Dans le détail, la sinistralité des médecins était de 1,23% en 2021. Elle était cette année-là de 6,41% pour les dentistes, de 0,04% pour les infirmières, de 0,38% pour les kinés et de 0,16% pour les sages-femmes. En 2019, le taux de sinistralité des médecins était toutefois supérieur, s’établissant à 1,53%.
Baisse de la sévérité des tribunaux
Ce qui frappe le plus Nicolas Gombault, c'est en revanche la baisse de la sévérité des tribunaux envers les médecins. "Vous ne me l’entendrez pas le dire souvent", reconnaît-il d’ailleurs. Car c’est la première fois depuis 2017 que cette baisse est constatée par la MACSF en matière de condamnations judiciaires. En 2021, 67% des décisions civiles se sont soldées par une condamnation, contre 72% en 2020 et 71% en 2021. "S’agit-il d’une tendance à moins de sévérité de la part des juges civils ? Il est difficile de répondre à cette question aujourd’hui, mais il faudra surveiller cet indicateur dans les années à venir", a-t-il prévenu.
Au total, 396 décisions de justice ont été rendues, ce qui représente une augmentation de 19% par rapport à 2020. Mais, rappelle Nicolas Gombault, "la comparaison des données 2021 avec celles de 2020 s’avère peu pertinente" du fait de la baisse significative du nombre de déclarations de sinistres et de décisions de justice. Il y a trois ans, leur nombre était bien supérieur, atteignant 438. Les trois spécialités les plus touchées sont la chirurgie (152 décisions), la médecine générale (74 décisions) et l’anesthésie-réanimation (53 décisions).

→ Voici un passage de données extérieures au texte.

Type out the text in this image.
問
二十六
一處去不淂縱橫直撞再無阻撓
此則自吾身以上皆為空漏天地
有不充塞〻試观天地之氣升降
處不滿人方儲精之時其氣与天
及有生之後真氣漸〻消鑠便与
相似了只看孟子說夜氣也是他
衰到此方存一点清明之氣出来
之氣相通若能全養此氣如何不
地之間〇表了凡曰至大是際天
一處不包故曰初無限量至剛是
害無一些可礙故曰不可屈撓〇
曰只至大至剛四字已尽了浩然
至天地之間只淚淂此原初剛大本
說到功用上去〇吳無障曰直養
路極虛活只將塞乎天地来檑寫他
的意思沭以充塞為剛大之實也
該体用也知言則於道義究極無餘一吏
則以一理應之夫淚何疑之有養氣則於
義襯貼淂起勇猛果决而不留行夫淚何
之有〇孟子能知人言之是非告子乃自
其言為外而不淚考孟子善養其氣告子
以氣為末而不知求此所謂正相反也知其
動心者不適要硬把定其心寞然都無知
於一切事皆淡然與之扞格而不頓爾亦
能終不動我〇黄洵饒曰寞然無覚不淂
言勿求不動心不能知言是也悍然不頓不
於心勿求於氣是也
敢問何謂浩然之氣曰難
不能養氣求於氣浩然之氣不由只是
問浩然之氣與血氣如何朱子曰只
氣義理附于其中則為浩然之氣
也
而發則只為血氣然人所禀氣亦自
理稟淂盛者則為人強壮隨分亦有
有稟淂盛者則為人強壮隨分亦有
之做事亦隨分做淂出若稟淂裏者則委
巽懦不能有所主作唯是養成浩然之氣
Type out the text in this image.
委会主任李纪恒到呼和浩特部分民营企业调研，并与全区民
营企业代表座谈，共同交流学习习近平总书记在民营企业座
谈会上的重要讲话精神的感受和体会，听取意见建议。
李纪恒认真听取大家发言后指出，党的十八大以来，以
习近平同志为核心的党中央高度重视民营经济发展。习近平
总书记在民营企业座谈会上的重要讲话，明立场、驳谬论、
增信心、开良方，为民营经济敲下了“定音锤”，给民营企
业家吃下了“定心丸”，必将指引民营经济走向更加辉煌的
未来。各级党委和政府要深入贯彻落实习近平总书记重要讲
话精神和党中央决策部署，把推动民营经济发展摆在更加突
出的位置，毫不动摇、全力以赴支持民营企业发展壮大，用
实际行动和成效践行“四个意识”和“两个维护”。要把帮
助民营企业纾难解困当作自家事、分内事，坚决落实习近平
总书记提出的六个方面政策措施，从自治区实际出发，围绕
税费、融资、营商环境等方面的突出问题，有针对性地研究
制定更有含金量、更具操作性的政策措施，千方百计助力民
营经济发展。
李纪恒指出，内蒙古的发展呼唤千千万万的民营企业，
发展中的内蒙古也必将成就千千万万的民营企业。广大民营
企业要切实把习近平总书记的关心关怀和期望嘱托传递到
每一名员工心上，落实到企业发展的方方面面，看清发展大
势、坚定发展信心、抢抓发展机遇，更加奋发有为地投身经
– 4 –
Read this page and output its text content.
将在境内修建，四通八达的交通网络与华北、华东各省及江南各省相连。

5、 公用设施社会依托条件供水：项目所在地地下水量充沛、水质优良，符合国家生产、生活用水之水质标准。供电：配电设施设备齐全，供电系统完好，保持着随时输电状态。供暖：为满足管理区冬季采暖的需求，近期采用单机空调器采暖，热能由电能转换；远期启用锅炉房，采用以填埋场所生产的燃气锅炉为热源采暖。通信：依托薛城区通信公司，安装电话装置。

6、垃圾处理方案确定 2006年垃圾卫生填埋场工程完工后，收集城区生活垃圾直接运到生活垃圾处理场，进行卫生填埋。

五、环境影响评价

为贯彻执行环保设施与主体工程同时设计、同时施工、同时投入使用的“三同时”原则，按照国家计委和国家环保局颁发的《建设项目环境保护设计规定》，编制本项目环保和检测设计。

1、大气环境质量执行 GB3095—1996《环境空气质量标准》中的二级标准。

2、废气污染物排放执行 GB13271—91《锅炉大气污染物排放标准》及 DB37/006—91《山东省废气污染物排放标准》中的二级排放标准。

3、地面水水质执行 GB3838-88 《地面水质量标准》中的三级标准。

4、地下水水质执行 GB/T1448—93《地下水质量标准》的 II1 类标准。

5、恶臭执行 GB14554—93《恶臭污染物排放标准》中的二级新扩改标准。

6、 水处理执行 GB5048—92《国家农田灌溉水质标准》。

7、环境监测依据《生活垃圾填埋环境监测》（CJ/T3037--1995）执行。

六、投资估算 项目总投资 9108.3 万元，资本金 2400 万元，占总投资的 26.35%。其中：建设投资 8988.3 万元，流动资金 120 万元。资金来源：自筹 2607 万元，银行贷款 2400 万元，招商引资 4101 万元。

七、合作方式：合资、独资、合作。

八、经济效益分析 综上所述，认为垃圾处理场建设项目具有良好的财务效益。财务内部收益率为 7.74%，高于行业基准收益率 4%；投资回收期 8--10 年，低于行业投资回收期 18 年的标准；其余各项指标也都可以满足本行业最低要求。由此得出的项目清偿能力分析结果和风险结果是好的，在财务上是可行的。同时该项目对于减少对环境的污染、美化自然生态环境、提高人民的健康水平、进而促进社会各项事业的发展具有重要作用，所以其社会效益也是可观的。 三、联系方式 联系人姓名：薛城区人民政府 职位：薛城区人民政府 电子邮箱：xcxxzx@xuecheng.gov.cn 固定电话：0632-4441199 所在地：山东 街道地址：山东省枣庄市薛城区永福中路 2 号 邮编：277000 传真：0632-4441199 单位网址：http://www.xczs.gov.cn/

Sur le plan pénal en revanche, 17 médecins ont été poursuivis pour 13 décisions rendues, soit trois de plus qu’en 2019. Enfin, du côté des commissions de conciliation et d'indemnisation (CCI), "on retiendra une tendance plus importante à reconnaître une faute que par le passé", constate Nicolas Gombault. 1.390 professionnels de santé ont été poursuivis dans ce cadre et 41% d’avis fautifs ont été rendus. Le motif de "faute exclusive" a même été retenu dans 30% des cas plutôt que des aléas. Enfin, 26% de ces professionnels de santé ont été déclarés fautifs par une CCI.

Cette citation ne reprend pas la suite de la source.